News Corp and right-wing politicians get this. Boy, do they get this. You only have to think of Fox News’ war on Alexandria-Ocasio Cortez and Ilhan Omar, Donald Trump’s war on journalists, establishment Democrats’ war on Bernie Sanders, or The Australian’s war on Gillian Triggs and Yassmin Abdel-Magied, to accept this point.
Now, given the association of the friend-enemy distinction with Nazis, Republicans, Fox News, Donald Trump, The Australian and Rupert Murdoch, progressives may be understandably reticent in adopting such a worldview.

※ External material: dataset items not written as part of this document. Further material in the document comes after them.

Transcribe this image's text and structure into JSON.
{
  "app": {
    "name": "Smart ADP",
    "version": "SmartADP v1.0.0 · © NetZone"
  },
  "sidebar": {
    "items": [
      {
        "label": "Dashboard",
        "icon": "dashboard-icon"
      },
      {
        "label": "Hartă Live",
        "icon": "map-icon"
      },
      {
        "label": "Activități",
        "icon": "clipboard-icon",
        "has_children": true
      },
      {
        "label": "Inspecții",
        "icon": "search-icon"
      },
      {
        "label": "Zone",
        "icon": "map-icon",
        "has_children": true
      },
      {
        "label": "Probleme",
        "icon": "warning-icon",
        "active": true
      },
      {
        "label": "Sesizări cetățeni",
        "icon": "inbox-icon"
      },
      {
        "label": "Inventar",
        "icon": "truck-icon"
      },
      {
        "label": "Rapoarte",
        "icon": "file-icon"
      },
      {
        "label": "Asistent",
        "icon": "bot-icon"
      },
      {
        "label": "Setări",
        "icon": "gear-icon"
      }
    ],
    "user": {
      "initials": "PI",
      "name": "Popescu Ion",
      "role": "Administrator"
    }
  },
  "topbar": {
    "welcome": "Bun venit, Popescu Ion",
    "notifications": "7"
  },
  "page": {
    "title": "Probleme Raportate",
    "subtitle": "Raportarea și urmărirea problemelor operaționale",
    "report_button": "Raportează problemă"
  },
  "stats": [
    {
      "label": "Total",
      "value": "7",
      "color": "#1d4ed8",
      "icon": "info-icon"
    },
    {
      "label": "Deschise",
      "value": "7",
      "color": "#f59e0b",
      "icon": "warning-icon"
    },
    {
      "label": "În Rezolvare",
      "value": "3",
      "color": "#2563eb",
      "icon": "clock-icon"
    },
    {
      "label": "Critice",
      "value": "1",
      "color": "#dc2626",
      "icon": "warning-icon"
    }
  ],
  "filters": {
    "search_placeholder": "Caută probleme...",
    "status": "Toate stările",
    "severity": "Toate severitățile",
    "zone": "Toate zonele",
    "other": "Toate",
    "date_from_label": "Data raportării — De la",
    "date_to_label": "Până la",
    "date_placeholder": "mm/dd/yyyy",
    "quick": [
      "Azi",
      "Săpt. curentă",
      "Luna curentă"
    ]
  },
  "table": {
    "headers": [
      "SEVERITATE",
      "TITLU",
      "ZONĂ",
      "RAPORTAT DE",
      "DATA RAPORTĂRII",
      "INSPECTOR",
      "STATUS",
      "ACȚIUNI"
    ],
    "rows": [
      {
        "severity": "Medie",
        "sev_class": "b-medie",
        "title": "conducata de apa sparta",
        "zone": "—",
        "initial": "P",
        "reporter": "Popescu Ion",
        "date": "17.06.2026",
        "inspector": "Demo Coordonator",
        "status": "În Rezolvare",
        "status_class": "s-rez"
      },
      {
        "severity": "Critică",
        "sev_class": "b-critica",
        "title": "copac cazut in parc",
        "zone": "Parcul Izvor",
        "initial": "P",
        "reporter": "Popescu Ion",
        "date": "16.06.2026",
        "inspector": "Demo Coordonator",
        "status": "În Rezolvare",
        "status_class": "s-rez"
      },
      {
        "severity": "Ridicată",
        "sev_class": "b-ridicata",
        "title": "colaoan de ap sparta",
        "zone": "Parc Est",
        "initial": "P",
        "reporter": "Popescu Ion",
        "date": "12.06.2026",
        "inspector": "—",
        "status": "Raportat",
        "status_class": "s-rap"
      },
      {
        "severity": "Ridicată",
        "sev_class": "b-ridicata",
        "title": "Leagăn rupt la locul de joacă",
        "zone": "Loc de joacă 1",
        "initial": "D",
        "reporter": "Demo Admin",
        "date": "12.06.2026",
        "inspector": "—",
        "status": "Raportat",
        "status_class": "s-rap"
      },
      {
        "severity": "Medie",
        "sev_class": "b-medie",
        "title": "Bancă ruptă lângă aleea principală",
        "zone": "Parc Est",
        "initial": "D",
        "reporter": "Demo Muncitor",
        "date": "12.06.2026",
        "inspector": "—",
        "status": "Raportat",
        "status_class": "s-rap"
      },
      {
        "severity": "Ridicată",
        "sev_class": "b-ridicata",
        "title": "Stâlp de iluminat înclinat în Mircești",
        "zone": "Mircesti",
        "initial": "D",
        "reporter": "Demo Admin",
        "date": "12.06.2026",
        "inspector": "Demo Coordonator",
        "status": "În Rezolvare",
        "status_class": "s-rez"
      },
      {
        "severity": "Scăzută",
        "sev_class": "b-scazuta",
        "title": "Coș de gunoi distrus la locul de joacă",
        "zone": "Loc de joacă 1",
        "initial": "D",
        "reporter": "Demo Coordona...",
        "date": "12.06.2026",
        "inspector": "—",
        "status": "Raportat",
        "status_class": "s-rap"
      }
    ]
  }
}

Thankfully, there is a more progressive antecedent of the friend-enemy distinction, namely Argentine political theorist Ernesto Laclau. He advocated for the left to seek “the formation of an internal antagonistic frontier.” This “internal boundary” separates “the held of power from that of the sectors whose demands have not been met.”
Laclau’s ideas are connected with the pink tide in Latin America, including Hugo Chavez’s Venezuela, Evo Morales’ Bolivia, and Rafael Correa’s Ecuador. His ideas were also influential for the initial inroads into Greek politics made by Syriza and those made by Podemos in Spain.
These movements made enemies out of international finance and neoliberal capitalism while constructing the people to include poor and marginalised groups. By framing these antagonistic frontiers, they successfully increased political participation and material well-being of the people.
It’s clear from the existing literature that Lord Rupert been making an enemy out of the demos for decades.
At this point, fighting back in the case of The People vs Rupert Murdoch is just self-defence.